Sourlas continued: “This company understands the value of analytics and it’s great to see the work of my team having an impact at every level. The analytic centre of excellence provides everything from guidelines on pricing models and contracting principles to coding structures and IT infrastructure.”
There are several other benefits. “You do get some money dedicated for a particular purpose – finding research or business-related methods, and that focus helps.”
"You bring people together with similar interests."
Another advantage is the concentration of talent, as working within a centre of excellence gets people to work towards a common goal. “You bring together people with similar interests to do a similar type of work that they do together in a group,” he said.

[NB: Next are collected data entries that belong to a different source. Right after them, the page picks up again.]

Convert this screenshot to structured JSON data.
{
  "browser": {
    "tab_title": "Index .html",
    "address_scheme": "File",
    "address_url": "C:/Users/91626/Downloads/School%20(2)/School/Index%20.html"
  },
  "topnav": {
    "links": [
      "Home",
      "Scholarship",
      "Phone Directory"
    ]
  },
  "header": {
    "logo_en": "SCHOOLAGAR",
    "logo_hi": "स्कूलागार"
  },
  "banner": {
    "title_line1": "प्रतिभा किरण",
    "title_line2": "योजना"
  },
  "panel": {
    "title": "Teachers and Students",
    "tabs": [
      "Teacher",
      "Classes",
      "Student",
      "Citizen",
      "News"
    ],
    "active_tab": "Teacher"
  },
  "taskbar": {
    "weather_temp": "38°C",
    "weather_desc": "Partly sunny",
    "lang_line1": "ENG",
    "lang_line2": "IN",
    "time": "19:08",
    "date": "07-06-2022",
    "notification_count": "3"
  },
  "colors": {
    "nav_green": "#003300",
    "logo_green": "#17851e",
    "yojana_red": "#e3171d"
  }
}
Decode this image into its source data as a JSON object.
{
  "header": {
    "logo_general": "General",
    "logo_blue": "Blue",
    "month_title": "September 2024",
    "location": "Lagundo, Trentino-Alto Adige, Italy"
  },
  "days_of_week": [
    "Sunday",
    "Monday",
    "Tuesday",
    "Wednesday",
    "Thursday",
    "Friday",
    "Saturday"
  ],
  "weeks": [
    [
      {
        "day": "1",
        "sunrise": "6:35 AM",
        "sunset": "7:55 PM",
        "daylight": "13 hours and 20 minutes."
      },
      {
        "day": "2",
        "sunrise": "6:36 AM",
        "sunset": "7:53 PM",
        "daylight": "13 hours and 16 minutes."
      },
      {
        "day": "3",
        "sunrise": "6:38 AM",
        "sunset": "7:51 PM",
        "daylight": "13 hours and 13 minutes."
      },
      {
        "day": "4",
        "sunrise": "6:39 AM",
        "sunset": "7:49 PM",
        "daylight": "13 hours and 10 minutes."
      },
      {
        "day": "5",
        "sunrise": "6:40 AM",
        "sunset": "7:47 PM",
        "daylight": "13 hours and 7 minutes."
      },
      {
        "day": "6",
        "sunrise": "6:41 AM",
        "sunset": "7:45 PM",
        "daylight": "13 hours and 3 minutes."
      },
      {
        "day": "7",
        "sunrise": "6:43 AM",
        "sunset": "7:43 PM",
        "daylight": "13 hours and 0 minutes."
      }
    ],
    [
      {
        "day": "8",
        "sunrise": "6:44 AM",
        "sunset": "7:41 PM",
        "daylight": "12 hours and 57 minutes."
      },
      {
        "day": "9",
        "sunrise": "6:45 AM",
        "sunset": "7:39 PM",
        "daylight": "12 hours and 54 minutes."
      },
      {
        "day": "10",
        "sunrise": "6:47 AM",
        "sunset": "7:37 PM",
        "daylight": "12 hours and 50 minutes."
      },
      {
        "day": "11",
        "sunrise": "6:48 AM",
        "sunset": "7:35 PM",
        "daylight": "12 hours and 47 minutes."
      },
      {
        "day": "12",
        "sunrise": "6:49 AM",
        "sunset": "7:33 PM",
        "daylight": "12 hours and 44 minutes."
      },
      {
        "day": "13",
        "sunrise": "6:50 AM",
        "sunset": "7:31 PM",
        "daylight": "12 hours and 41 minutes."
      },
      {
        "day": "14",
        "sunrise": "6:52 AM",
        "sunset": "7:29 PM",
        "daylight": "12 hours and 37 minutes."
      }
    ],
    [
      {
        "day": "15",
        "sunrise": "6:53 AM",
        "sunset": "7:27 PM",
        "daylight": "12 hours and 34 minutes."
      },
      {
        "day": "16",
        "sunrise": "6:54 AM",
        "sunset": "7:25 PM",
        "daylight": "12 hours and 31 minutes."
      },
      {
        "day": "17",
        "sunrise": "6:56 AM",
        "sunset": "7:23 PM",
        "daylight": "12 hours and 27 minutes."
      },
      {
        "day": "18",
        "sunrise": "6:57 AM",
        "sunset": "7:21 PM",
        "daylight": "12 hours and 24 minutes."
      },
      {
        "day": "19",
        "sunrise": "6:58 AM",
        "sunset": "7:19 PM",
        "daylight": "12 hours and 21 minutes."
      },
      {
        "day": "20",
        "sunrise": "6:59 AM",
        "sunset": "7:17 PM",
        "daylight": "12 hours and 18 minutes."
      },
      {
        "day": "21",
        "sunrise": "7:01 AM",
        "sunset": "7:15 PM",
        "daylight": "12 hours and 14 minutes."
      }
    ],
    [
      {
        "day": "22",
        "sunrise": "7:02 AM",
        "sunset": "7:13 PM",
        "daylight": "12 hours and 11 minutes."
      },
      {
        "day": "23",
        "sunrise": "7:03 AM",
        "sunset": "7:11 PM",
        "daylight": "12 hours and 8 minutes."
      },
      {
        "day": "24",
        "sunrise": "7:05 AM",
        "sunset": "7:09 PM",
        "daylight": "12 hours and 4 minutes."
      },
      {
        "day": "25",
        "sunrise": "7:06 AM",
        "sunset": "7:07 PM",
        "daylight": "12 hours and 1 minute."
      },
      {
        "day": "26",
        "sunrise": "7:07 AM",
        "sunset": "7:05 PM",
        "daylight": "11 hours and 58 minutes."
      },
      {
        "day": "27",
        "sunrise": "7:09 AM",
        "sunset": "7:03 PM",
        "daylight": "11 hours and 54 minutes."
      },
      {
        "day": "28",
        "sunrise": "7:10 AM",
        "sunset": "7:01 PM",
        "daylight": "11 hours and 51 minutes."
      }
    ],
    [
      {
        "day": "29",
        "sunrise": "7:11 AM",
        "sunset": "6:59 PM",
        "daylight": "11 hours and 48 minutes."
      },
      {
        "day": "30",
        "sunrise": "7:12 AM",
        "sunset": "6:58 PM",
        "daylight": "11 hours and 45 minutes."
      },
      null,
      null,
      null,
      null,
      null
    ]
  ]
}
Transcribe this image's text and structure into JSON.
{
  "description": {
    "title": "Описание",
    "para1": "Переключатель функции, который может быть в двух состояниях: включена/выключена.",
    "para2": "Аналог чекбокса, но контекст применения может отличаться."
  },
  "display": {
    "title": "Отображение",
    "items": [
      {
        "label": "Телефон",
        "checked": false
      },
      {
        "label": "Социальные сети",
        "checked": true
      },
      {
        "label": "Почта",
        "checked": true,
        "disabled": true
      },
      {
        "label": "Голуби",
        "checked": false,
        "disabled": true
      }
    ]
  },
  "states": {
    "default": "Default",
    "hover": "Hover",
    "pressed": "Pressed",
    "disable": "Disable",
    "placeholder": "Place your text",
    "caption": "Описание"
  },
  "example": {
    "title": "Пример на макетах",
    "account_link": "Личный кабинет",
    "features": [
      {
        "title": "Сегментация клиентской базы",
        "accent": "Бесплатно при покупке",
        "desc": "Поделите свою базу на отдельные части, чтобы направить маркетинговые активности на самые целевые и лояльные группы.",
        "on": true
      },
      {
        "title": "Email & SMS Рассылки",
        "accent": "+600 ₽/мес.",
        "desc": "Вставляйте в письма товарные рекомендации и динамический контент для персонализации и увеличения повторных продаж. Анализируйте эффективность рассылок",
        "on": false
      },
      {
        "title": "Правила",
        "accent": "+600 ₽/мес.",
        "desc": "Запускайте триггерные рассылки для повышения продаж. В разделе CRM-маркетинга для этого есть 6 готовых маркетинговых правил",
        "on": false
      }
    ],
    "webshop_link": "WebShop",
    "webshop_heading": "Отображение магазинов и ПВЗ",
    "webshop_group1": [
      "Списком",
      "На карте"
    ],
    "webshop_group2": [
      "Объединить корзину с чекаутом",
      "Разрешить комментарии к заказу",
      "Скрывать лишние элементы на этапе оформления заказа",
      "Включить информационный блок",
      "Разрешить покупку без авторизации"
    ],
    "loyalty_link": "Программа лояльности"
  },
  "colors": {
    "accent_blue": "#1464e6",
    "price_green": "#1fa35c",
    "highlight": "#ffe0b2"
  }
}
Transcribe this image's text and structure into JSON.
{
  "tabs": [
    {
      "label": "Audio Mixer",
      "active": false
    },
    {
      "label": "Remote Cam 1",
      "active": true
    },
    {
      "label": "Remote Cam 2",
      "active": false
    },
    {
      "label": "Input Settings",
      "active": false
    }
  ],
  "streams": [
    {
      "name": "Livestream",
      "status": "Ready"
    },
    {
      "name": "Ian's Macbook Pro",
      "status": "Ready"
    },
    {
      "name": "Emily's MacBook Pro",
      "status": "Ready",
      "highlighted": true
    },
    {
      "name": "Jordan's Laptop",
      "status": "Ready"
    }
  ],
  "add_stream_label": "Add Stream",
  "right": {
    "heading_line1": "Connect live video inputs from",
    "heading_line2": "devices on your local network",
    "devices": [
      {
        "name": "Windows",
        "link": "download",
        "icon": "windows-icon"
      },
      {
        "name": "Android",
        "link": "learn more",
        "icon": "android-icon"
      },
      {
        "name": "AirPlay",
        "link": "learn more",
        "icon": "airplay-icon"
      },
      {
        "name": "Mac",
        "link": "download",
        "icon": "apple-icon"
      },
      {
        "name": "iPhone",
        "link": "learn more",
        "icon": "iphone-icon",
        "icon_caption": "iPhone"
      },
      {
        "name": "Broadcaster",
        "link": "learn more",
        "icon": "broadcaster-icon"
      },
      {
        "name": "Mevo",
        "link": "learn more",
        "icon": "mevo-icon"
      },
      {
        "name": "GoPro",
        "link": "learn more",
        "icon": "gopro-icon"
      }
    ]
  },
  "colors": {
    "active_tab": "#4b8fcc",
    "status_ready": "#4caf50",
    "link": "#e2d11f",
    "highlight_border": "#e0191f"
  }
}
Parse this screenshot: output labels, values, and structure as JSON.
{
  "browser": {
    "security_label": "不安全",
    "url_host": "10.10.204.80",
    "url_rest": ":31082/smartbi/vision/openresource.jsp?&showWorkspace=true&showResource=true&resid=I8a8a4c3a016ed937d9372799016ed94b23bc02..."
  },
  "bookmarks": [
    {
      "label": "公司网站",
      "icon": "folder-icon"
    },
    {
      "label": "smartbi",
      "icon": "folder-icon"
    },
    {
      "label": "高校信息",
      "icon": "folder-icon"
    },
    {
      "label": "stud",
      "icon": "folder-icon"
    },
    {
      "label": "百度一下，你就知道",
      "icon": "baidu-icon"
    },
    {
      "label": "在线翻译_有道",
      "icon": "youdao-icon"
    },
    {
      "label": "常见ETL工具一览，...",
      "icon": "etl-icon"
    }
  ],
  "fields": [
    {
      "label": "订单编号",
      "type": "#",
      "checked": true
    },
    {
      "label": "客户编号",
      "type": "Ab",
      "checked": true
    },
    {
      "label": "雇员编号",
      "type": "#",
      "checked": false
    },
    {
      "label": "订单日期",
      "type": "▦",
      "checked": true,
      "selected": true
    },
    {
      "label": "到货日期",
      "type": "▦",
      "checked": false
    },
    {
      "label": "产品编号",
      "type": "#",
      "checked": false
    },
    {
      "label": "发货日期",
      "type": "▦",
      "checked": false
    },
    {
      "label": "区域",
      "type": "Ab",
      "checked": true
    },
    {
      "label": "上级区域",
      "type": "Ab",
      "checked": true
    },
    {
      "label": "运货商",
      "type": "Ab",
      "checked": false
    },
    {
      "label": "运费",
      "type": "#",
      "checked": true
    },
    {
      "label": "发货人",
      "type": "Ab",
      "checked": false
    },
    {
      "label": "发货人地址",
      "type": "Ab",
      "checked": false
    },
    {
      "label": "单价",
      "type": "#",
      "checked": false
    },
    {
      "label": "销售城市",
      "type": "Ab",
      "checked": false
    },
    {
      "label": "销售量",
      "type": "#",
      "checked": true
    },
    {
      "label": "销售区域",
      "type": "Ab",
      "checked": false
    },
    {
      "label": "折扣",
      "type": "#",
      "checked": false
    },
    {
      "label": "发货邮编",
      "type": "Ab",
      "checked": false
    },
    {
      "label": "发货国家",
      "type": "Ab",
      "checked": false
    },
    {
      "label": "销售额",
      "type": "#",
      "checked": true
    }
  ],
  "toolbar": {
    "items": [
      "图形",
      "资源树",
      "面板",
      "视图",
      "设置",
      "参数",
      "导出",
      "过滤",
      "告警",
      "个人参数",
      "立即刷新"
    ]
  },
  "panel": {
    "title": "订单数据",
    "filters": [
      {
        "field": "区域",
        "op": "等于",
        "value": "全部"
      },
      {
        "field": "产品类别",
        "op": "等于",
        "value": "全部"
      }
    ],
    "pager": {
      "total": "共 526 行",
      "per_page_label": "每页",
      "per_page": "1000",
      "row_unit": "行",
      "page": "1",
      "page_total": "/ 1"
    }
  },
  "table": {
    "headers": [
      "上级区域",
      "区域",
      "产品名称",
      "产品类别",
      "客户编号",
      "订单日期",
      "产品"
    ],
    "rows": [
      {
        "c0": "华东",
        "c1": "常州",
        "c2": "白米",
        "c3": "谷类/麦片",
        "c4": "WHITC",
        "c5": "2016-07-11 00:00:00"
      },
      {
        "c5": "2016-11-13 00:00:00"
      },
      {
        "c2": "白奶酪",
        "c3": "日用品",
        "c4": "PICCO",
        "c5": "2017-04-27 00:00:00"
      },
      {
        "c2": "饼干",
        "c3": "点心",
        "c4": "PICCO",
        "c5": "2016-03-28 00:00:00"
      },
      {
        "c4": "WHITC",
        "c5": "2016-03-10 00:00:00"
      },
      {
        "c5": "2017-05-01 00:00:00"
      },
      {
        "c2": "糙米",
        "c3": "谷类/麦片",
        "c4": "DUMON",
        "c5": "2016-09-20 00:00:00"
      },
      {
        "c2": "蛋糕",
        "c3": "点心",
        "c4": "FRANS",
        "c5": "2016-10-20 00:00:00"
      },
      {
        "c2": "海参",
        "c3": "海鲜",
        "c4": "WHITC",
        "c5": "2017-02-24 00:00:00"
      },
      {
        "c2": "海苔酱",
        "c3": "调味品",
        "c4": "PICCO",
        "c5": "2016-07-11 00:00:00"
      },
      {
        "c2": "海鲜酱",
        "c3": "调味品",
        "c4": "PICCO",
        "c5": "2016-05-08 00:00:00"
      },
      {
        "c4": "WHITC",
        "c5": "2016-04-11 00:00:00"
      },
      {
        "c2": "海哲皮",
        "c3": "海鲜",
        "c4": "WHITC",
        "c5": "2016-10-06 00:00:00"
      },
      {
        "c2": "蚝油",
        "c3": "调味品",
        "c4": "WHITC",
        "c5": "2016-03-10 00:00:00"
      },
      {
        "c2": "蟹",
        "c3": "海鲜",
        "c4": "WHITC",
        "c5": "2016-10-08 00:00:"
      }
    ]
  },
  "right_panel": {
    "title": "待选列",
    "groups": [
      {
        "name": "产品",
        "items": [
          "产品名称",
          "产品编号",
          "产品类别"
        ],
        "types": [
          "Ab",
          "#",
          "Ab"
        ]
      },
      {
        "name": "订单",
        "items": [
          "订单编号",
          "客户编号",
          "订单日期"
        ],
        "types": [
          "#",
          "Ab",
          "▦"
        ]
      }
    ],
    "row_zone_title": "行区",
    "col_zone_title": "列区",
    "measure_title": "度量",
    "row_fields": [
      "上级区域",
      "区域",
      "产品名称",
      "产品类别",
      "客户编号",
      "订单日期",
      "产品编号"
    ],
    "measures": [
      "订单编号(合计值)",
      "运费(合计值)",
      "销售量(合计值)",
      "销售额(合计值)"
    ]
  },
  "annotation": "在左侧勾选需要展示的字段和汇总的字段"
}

He found this way of working less challenging than trying to coordinate efforts of data specialists working in different parts of an organisation. He explained: “A centre of excellence probably works a bit better than if you are spread out in different analytics teams. In that case, you need to align priorities and find out who pays for what.”
However, Sourlas was clear that centres of excellence are not the right solution for every organisation. He said: “I wouldn’t say that this is the panacea to everything. It’s not as simple as saying, ‘Everyone should have one’.”
That means asking the right questions before implementation. According to Sourlas, there are at least five that need to be considered. How do you set it up? Where do you set it up? How do you fund it? How centralised do you make the centre of excellence? How do you leverage it for different parts of the company?
Working within this type of framework has been beneficial for Sourlas. He said: “At the end of the day, I think there is value from it and that’s why people are trying to figure it out.”